Ahhhh, letting go. That is not something that comes easy to those of us type A personalities. Yet this is the year that I am embracing the art of “letting go” in order to achieve a higher state of relaxation and happiness.
As part of my proof, I submit to you the photo of the naked wreath on our front door. In years past, I have put a lot of time and energy into hanging small wreaths on every window of the house during the holiday season. It looks really pretty, but here’s the thing: it’s kind of a pain in the butt to hang them all. You have to clean off the window where the suction cup goes and you have to hang each wreath so it is at the same height and alignment with all the other wreaths (or else all the people out there with OCD will drive by my house and be very upset!). And you need to wait for a slightly warm day to hang them and then when you get a really windy night, half of them blow off….. You see where I’m going with this. There was clearly a little voice in my head saying “do we really have to hang up those stupid fake wreaths this year?” So about half way through December when I had dragged my feet for so long, I finally made the decision to ditch the window wreaths and just get a simple wreath for the front door. Not only was this a simple, unadorned balsam wreath from my local grocery store, but I actually hung it up that way and left it that way for a whole week without a bow or anything on it! When I would look at the wreath, part of me would cringe and say, “It really needs a bow or something, anything!” The other part of me would beam with pride, feeling like this was a test for my new self – embracing the imperfect. Just letting it be and allowing the discomfort of having a naked wreath on my door build and build so I could examine why it should make me so uncomfortable. Would it upset the mailman?
Here’s what I’ve come to realize: we live in a world that is priming us to achieve the “perfect exterior”. Just open up Pinterest or thumb through an issue of Martha Stewart or Magnolia magazine. Or look at the holiday cards we send each other. We are pushed to not only live up to unrealistic ideals, but then fill our days with unrealistic tasks, like wrapping our gifts just so, and adding a cute little bobble on top to make it look pretty.
Sending out holiday cards is a perfect example. Have you ever noticed all the photo cards that come in the mail this time of year?
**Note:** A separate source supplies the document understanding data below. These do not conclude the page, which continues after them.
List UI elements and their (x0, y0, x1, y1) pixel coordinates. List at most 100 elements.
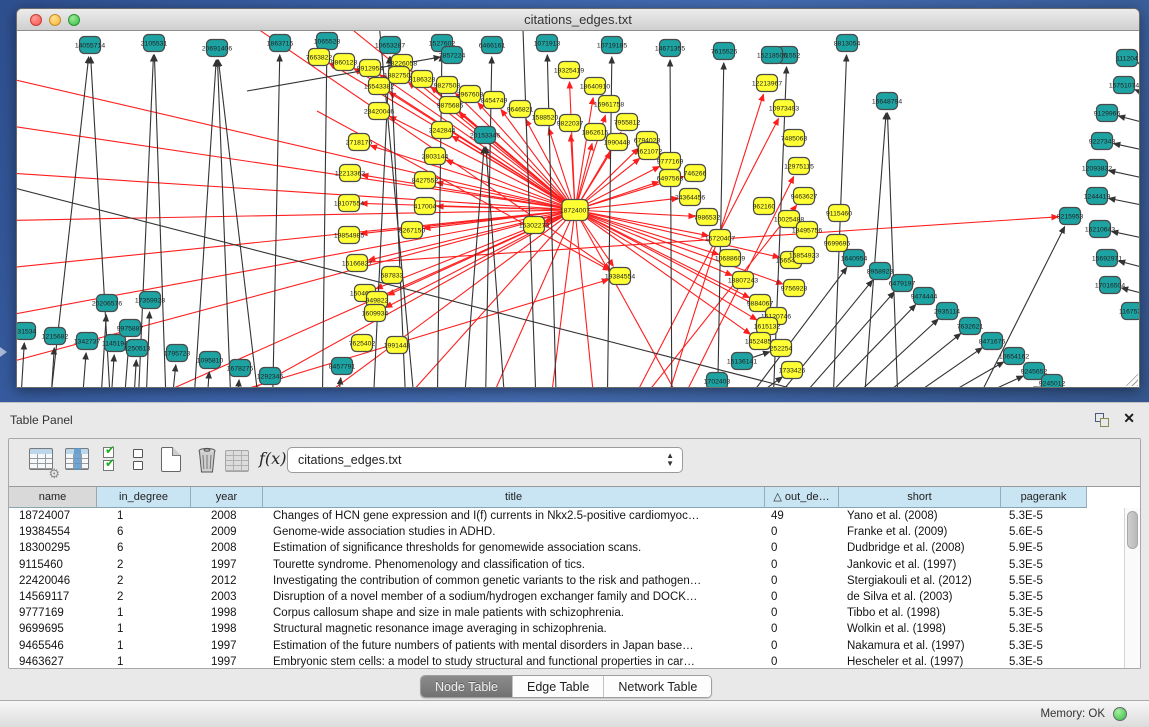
node-9875685[interactable]: 9875685 (437, 97, 464, 114)
node-1990448[interactable]: 1990448 (604, 134, 631, 151)
table-row[interactable]: 1456911722003Disruption of a novel membe… (9, 589, 1124, 605)
node-9463627[interactable]: 9463627 (791, 188, 818, 205)
node-8813054[interactable]: 8813054 (834, 35, 861, 52)
edge[interactable] (840, 334, 961, 387)
node-1244419[interactable]: 1244419 (1084, 188, 1111, 205)
node-14671355[interactable]: 14671355 (655, 40, 685, 57)
edge[interactable] (169, 365, 176, 387)
table-row[interactable]: 911546021997Tourette syndrome. Phenomeno… (9, 557, 1124, 573)
node-2105531[interactable]: 2105531 (141, 35, 168, 52)
node-9129966[interactable]: 9129966 (1094, 105, 1121, 122)
edge[interactable] (1109, 171, 1139, 181)
node-7485063[interactable]: 7485063 (781, 130, 808, 147)
edge[interactable] (109, 355, 114, 387)
table-row[interactable]: 969969511998Structural magnetic resonanc… (9, 621, 1124, 637)
node-417004[interactable]: 417004 (414, 198, 437, 215)
node-16648794[interactable]: 16648794 (872, 93, 902, 110)
tab-network-table[interactable]: Network Table (604, 676, 711, 698)
edge[interactable] (49, 348, 54, 387)
new-column-button[interactable] (161, 447, 189, 475)
edge[interactable] (887, 113, 899, 387)
column-header-pagerank[interactable]: pagerank (1001, 487, 1087, 508)
table-selector-dropdown[interactable]: citations_edges.txt ▲▼ (287, 447, 683, 473)
node-6497568[interactable]: 6497568 (657, 170, 684, 187)
node-17016504[interactable]: 17016504 (1095, 277, 1125, 294)
node-8215953[interactable]: 8215953 (1057, 208, 1084, 225)
float-panel-icon[interactable] (1095, 413, 1109, 427)
edge[interactable] (1138, 63, 1139, 71)
node-1167533[interactable]: 1167533 (1119, 303, 1139, 320)
edge[interactable] (717, 63, 724, 387)
tab-node-table[interactable]: Node Table (421, 676, 513, 698)
edge[interactable] (235, 380, 239, 387)
node-1863715[interactable]: 1863715 (267, 35, 294, 52)
node-3242844[interactable]: 3242844 (429, 122, 456, 139)
edge[interactable] (452, 136, 575, 210)
node-15692971[interactable]: 15692971 (1092, 250, 1122, 267)
node-9245012[interactable]: 9245012 (1039, 375, 1066, 388)
edge[interactable] (217, 60, 232, 387)
function-builder-button[interactable]: f(x) (259, 449, 287, 477)
node-1609934[interactable]: 1609934 (362, 305, 389, 322)
node-18640910[interactable]: 18640910 (580, 78, 610, 95)
column-header-in-degree[interactable]: in_degree (97, 487, 191, 508)
node-9227343[interactable]: 9227343 (1089, 133, 1116, 150)
edge[interactable] (1109, 198, 1139, 208)
node-6466161[interactable]: 6466161 (479, 37, 506, 54)
network-view-window[interactable]: citations_edges.txt 14055714210553120691… (16, 8, 1140, 388)
edge[interactable] (670, 60, 672, 387)
node-962160[interactable]: 962160 (753, 198, 776, 215)
table-row[interactable]: 1830029562008Estimation of significance … (9, 540, 1124, 556)
edge[interactable] (575, 198, 678, 210)
edge[interactable] (1114, 144, 1139, 153)
table-row[interactable]: 1938455462009Genome-wide association stu… (9, 524, 1124, 540)
memory-ok-indicator[interactable] (1113, 707, 1127, 721)
node-7632621[interactable]: 7632621 (957, 318, 984, 335)
table-row[interactable]: 946362711997Embryonic stem cells: a mode… (9, 654, 1124, 668)
node-7663822[interactable]: 7663822 (306, 49, 333, 66)
edge[interactable] (370, 146, 575, 210)
edge[interactable] (137, 55, 153, 387)
table-settings-button[interactable]: ⚙ (29, 448, 57, 476)
node-6479197[interactable]: 6479197 (889, 275, 916, 292)
node-12093832[interactable]: 12093832 (1082, 160, 1112, 177)
panel-collapse-arrow-icon[interactable] (0, 347, 7, 357)
node-9777169[interactable]: 9777169 (657, 153, 684, 170)
node-9646821[interactable]: 9646821 (507, 101, 534, 118)
table-scrollbar[interactable] (1124, 508, 1140, 668)
node-16961758[interactable]: 16961758 (594, 96, 624, 113)
node-9115460[interactable]: 9115460 (826, 205, 852, 222)
column-header-title[interactable]: title (263, 487, 765, 508)
window-titlebar[interactable]: citations_edges.txt (17, 9, 1139, 31)
edge[interactable] (218, 60, 262, 387)
node-10719185[interactable]: 10719185 (597, 37, 627, 54)
node-8457791[interactable]: 8457791 (329, 358, 356, 375)
node-9860128[interactable]: 9860128 (331, 54, 358, 71)
node-7857224[interactable]: 7857224 (439, 47, 466, 64)
node-12975115[interactable]: 12975115 (784, 158, 814, 175)
node-2718176[interactable]: 2718176 (346, 134, 373, 151)
node-15720407[interactable]: 15720407 (705, 230, 735, 247)
node-1065528[interactable]: 1065528 (314, 33, 341, 50)
node-8958923[interactable]: 8958923 (867, 263, 894, 280)
node-252254[interactable]: 252254 (770, 340, 793, 357)
node-9474444[interactable]: 9474444 (911, 288, 938, 305)
edge[interactable] (19, 343, 24, 387)
edge[interactable] (570, 82, 575, 210)
node-1215682[interactable]: 1215682 (42, 328, 69, 345)
column-visibility-button[interactable] (65, 448, 93, 476)
node-15136141[interactable]: 15136141 (727, 353, 757, 370)
edge[interactable] (1122, 288, 1139, 297)
node-8427552[interactable]: 8427552 (412, 172, 439, 189)
edge[interactable] (322, 53, 327, 387)
edge[interactable] (1112, 231, 1139, 241)
node-7615526[interactable]: 7615526 (711, 43, 738, 60)
edge[interactable] (862, 348, 982, 387)
delete-column-button[interactable] (195, 446, 223, 474)
row-height-icon[interactable] (133, 449, 161, 477)
node-1862615[interactable]: 1862615 (582, 124, 609, 141)
node-10688609[interactable]: 10688609 (715, 250, 745, 267)
column-header-year[interactable]: year (191, 487, 263, 508)
edge[interactable] (862, 113, 886, 387)
node-7625402[interactable]: 7625402 (349, 335, 376, 352)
Every card has a family photo with each member smiling in their matching outfits. Even the family dog is looking at the camera and smiling. Then there are the overachievers: standing at the top of Mount Everest and journaling how each child is achieving greatness and on track to go to Harvard and become President of the United States someday.
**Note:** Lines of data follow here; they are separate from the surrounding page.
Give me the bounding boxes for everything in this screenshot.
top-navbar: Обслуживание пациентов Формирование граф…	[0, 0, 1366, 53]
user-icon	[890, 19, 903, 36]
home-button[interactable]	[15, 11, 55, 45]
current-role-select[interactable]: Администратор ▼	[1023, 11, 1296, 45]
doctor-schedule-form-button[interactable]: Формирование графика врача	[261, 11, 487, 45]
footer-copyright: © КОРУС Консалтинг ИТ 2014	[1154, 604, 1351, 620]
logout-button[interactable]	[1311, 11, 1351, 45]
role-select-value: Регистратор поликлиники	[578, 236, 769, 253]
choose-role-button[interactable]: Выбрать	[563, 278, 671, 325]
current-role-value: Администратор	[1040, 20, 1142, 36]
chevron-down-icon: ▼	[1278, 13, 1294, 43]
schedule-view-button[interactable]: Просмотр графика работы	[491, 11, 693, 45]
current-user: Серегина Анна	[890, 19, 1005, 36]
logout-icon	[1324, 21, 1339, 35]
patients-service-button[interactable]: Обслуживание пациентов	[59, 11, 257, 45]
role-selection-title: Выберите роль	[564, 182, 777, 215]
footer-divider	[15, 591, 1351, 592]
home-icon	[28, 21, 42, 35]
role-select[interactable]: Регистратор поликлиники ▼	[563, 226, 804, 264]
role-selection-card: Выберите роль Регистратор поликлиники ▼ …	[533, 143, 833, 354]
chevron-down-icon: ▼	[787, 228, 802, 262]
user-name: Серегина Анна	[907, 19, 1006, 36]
I’m going to tell you, the best photo card we ever sent was when our triplets were 18 months old and we couldn’t get them to sit still for a second! We tried dressing them up and sitting on the fireplace hearth with them in our laps, but each time we got in position, they would wriggle away laughing like it was a big game. So we took a series of blooper pictures and put that on our Christmas card that year. People loved it. You see, as much as we have a fascination with being or looking “perfect”, we are also drawn to people who let their imperfections all hang out. It brings us a sense of relief when we can relate to them and say “oh! You mean your son likes to ruin every family photo too? Why can’t I get my kid to stop making rabbit ears over his brother’s head when we take a photo?” Somehow secretly I have this sick curiosity to know the real deal behind people’s family photo. Was Mom shouting at the kids to behave and tuck in their shirts? Was Dad rolling his eyes the whole time and wondering when this photo shoot would come to an end so he could go watch the football game? How many of you would pay money to see Chip and Joanna Gaines in a “not so perfect parenting moment”?
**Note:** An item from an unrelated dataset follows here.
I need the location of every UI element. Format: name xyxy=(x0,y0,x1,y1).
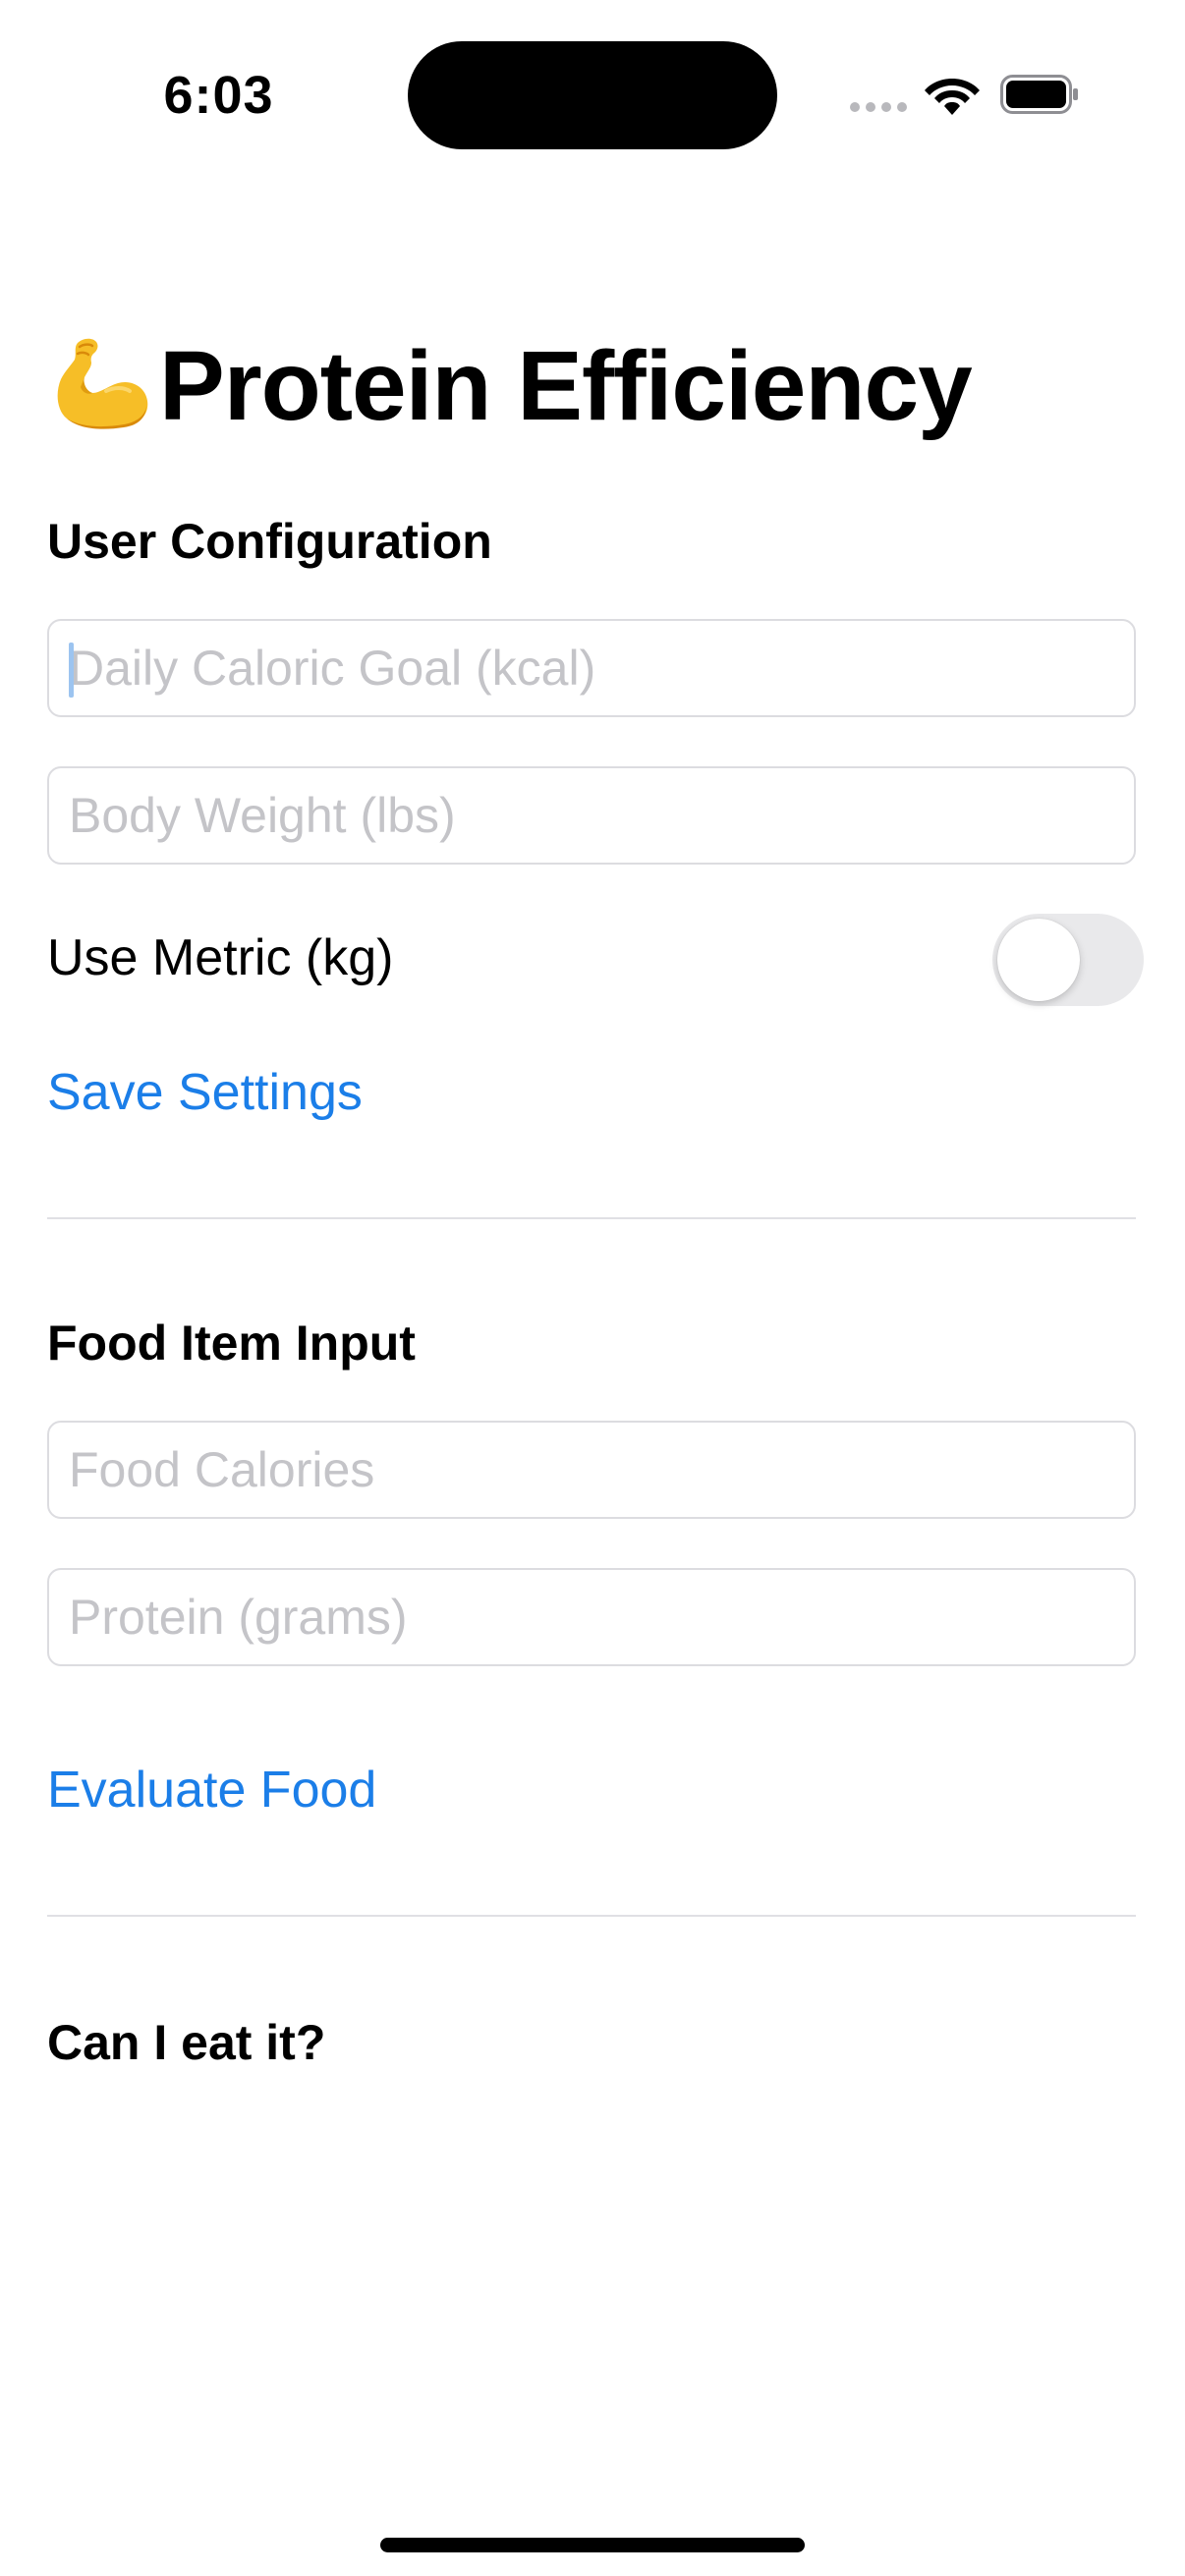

Stress and increased obligations go hand in hand with the holiday season. I found I needed to constantly readjust my expectations in order to maintain a certain level of sanity and happiness. I kept reminding myself that B+ work was good enough; that being a mom who is present and relaxed is the best gift I can give my kids as opposed to a picture-perfect magazine-worthy home with a mother who is screaming and yelling because she can’t really live up to the image of perfection in her head.
I invite you to give yourself the gift of imperfection this holiday season. Look for ways to let go of that which no longer serves you. Lean in to those things that make you uncomfortable, because they are likely the areas that are ripe for growing and learning opportunities. With this, I wish you a healthy and happy holiday and New Year.